Amatista sonrió, comprendiendo la seriedad de Enzo. Pero también sabía que él solo se preocupaba por ella, y su actitud protectora era una de las cosas que más amaba de él.
—Está bien, amor. Solo no quiero que te pongas más tenso de lo necesario.
Enzo besó su frente con suavidad, tranquilo ahora que ella estaba bien. Al menos por esa noche, las tensiones del mundo podían esperar.
El aire cálido de la tarde envolvía la mansión Bourth, pero la tensión entre Hugo y Martina se sentía aún más pesada, como una sombra que acechaba cada uno de sus movimientos. Ambos se encontraban en el jardín, rodeados por la calma aparente del entorno, pero con las emociones a flor de piel.
Hugo, visiblemente cansado por el desarrollo de los eventos, se encontraba mirando a su hija con una mezcla de frustración y cautela.

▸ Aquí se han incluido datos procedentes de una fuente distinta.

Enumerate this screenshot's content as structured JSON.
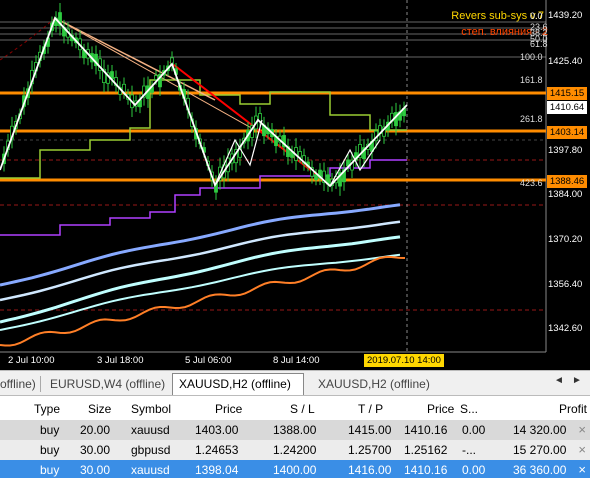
{
  "indicator": {
    "title": "Revers sub-sys v.7",
    "subtitle": "степ. влияния - 2",
    "title_value": "0.0"
  },
  "fib_levels": [
    "23.6",
    "38.2",
    "50.0",
    "61.8",
    "100.0",
    "161.8",
    "261.8",
    "423.6"
  ],
  "price_axis": [
    "1439.20",
    "1425.40",
    "1397.80",
    "1384.00",
    "1370.20",
    "1356.40",
    "1342.60"
  ],
  "price_boxes": [
    {
      "text": "1415.15",
      "bg": "#ff8c00",
      "fg": "#000000"
    },
    {
      "text": "1410.64",
      "bg": "#ffffff",
      "fg": "#000000"
    },
    {
      "text": "1403.14",
      "bg": "#ff8c00",
      "fg": "#000000"
    },
    {
      "text": "1388.46",
      "bg": "#ff8c00",
      "fg": "#000000"
    }
  ],
  "time_axis": [
    "2 Jul 10:00",
    "3 Jul 18:00",
    "5 Jul 06:00",
    "8 Jul 14:00"
  ],
  "cursor_time": "2019.07.10 14:00",
  "colors": {
    "chart_bg": "#000000",
    "candle_bull": "#2ecc40",
    "zigzag": "#ffffff",
    "fib_line": "#f4b183",
    "downtrend_line": "#ff0000",
    "orange_level": "#ff8c00",
    "ma_fast": "#9acd32",
    "ma_slow": "#b040ff",
    "band_blue": "#87a9ff",
    "band_light": "#d0e8ff",
    "band_cyan": "#c0ffff",
    "band_orange": "#ff7f27"
  },
  "tabs": {
    "left_fragment": "offline)",
    "items": [
      "EURUSD,W4 (offline)",
      "XAUUSD,H2 (offline)",
      "XAUUSD,H2 (offline)"
    ],
    "active_index": 1,
    "prev_icon": "◄",
    "next_icon": "►"
  },
  "table": {
    "headers": [
      "Type",
      "Size",
      "Symbol",
      "Price",
      "S / L",
      "T / P",
      "Price",
      "S...",
      "Profit"
    ],
    "rows": [
      [
        "buy",
        "20.00",
        "xauusd",
        "1403.00",
        "1388.00",
        "1415.00",
        "1410.16",
        "0.00",
        "14 320.00"
      ],
      [
        "buy",
        "30.00",
        "gbpusd",
        "1.24653",
        "1.24200",
        "1.25700",
        "1.25162",
        "-...",
        "15 270.00"
      ],
      [
        "buy",
        "30.00",
        "xauusd",
        "1398.04",
        "1400.00",
        "1416.00",
        "1410.16",
        "0.00",
        "36 360.00"
      ]
    ],
    "close_icon": "×"
  }
}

Sabía que las cosas no se estaban desarrollando como él había esperado, pero aún así pensaba que aún podían manejar la situación.
—Martina, creo que lo mejor sería que dejemos de lado lo del compromiso por ahora —dijo Hugo, su tono grave, como si meditara cada palabra antes de pronunciarla. Miró a su hija con una preocupación sincera, buscando evitar más confrontaciones. —No podemos seguir presionando a Enzo así. Tratar de involucrarnos de forma directa con Amatista sería muy peligroso. Debemos tener cuidado.

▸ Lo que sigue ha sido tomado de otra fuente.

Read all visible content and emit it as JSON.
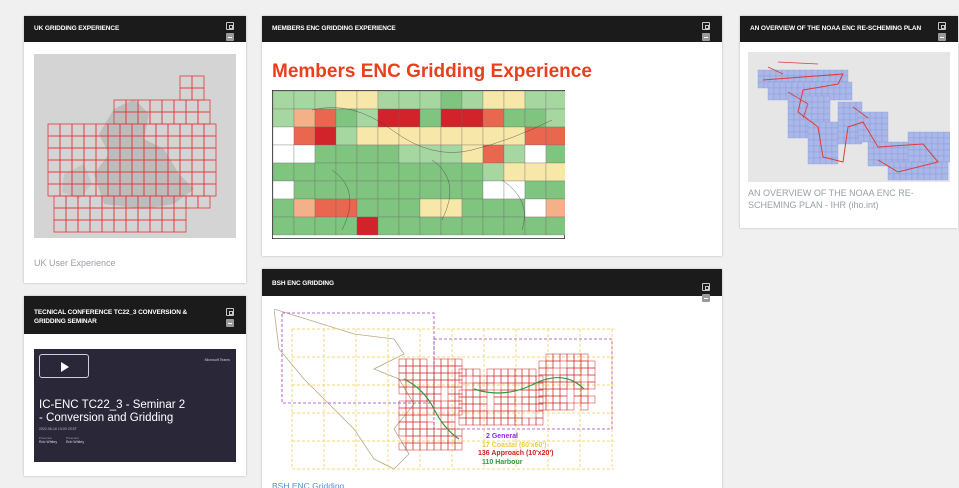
{
  "cards": {
    "uk": {
      "title": "UK GRIDDING EXPERIENCE",
      "caption": "UK User Experience"
    },
    "members": {
      "title": "MEMBERS ENC GRIDDING EXPERIENCE",
      "chart_title": "Members ENC Gridding Experience"
    },
    "noaa": {
      "title": "AN OVERVIEW OF THE NOAA ENC RE-SCHEMING PLAN",
      "caption": "AN OVERVIEW OF THE NOAA ENC RE-SCHEMING PLAN - IHR (iho.int)"
    },
    "tc22": {
      "title": "TECNICAL CONFERENCE TC22_3 CONVERSION & GRIDDING SEMINAR",
      "video": {
        "brand": "Microsoft Teams",
        "title": "IC-ENC TC22_3 - Seminar 2 - Conversion and Gridding",
        "date": "2022-06-16 13:00 CEST",
        "presenter_label_1": "Presenter",
        "presenter_1": "Rob Whitey",
        "presenter_label_2": "Presenter",
        "presenter_2": "Rob Whitey"
      }
    },
    "bsh": {
      "title": "BSH ENC GRIDDING",
      "caption": "BSH ENC Gridding",
      "legend": [
        {
          "text": "2 General",
          "color": "#8a2be2"
        },
        {
          "text": "17 Coastal (60'x60')",
          "color": "#f2c94c"
        },
        {
          "text": "136 Approach (10'x20')",
          "color": "#cc2222"
        },
        {
          "text": "110 Harbour",
          "color": "#2e9a3c"
        }
      ]
    }
  },
  "icons": {
    "expand": "expand-icon",
    "minimize": "minimize-icon",
    "play": "play-icon"
  },
  "colors": {
    "header": "#1b1b1b",
    "grid_red": "#e03a3a",
    "chart_title": "#e8401c",
    "link": "#5b8fc7"
  }
}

Martina lo miró con desdén, sin intención de mostrar una pizca de duda. Su mirada era firme y llena de determinación.
—No te preocupes, papá —respondió Martina con una sonrisa que no alcanzaba sus ojos, esa sonrisa que siempre usaba cuando tomaba una decisión que no estaba dispuesta a cuestionar. —No voy a dejar que todo esto sea de Amatista. Ella no tiene lo que se necesita para estar en la posición que yo merezco. No dejaré que me arrebaten lo que es mío.
Hugo frunció el ceño, visiblemente molesto por la actitud obstinada de su hija, pero no dijo nada más. Sabía que cuando Martina se decidía por algo, no era fácil hacerla cambiar de opinión. Sin embargo, no podía evitar sentir que estaban caminando sobre un terreno peligroso.
—Entiendo lo que sientes, hija, pero no subestimes la situación —dijo Hugo, tratando de que su voz no fuera demasiado dura. —Enzo no es alguien fácil de manejar. Si seguimos presionando, las consecuencias podrían ser más graves de lo que pensamos.
Pero Martina no les prestó atención a sus palabras. Ya había decidido que no iba a rendirse, no después de todo lo que había hecho para llegar hasta ahí.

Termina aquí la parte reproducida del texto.